4.2.0

Features

Upload and download models from the Hub

Previously this functionality was only exposed in API form. When downloading a model it is recommended the user strips the metrics as these should be private to the data owner.

This capability is one way to utilise multiple Hub zones. The user can download models from the source data training zone and upload them to the synthetic data generation zone. It can also be used to share models across regional boundaries keeping the source data in the original region.

PostgreSQL database connection

This is a full PostgreSQL database integration. It can now be used in both the Python SDK and the Hub.

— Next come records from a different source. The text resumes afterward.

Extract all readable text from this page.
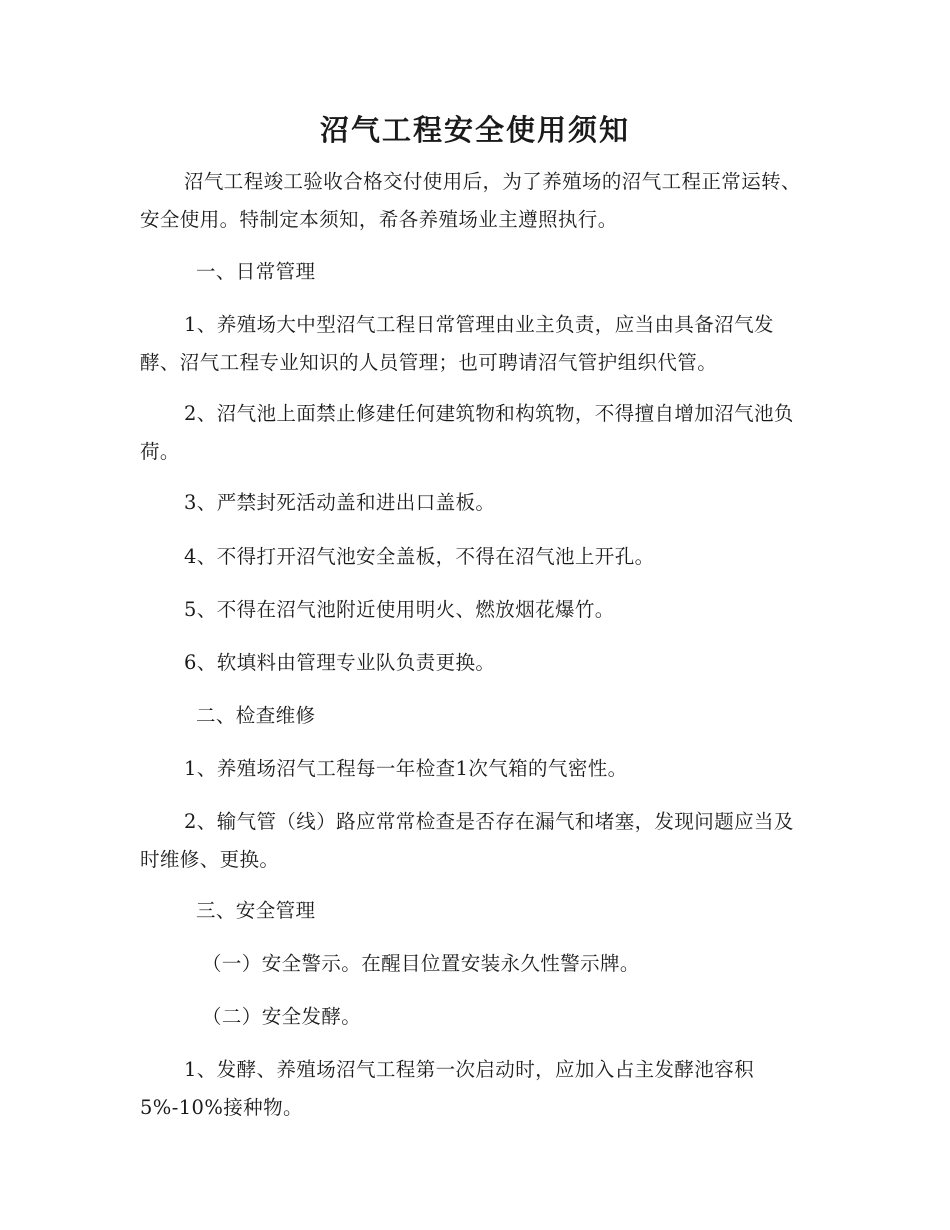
沼气工程安全使用须知

沼气工程竣工验收合格交付使用后，为了养殖场的沼气工程正常运转、安全使用。特制定本须知，希各养殖场业主遵照执行。

一、日常管理

1、养殖场大中型沼气工程日常管理由业主负责，应当由具备沼气发酵、沼气工程专业知识的人员管理；也可聘请沼气管护组织代管。

2、沼气池上面禁止修建任何建筑物和构筑物，不得擅自增加沼气池负荷。

3、严禁封死活动盖和进出口盖板。

4、不得打开沼气池安全盖板，不得在沼气池上开孔。

5、不得在沼气池附近使用明火、燃放烟花爆竹。

6、软填料由管理专业队负责更换。

二、检查维修

1、养殖场沼气工程每一年检查1次气箱的气密性。

2、输气管（线）路应常常检查是否存在漏气和堵塞，发现问题应当及时维修、更换。

三、安全管理

（一）安全警示。在醒目位置安装永久性警示牌。

（二）安全发酵。

1、发酵、养殖场沼气工程第一次启动时，应加入占主发酵池容积5%-10%接种物。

It works with analysis/training/generation and database subsetting.

Oracle database connection

This is a full Oracle database integration. It can now be used in both the Python SDK and the Hub. It works with analysis/training/generation and database subsetting.

Databricks connection

This can now be used in both the Python SDK and the Hub. It works with analysis,training and database subsetting.

Known limitations

Currently, hazy only supports INPUT I/O type for Databricks connection. If you would like to write out to Databricks, you can use an intermediate object storage (e.g. S3, GCS) and use Databrick's COPY FROM provided you have configured object store access from within Databricks SQL Warehouse appropriately. See Tutorial: Configure S3 access with instance profile.

Google BigQuery connection

This can now be used in the Python SDK and the Hub. It works for analysis, training and generation.

Known limitations

Google BigQuery does not currently have database subsetting support - therefore its best used for single table training or pre-subset data. This limitation will be removed in a future release.

Improvements

AIM and MST can now be used with multi-table

Memory usage has been optimised to remove this limitation. The option to pick these models is now available in the Hub for both single and multi-table training settings.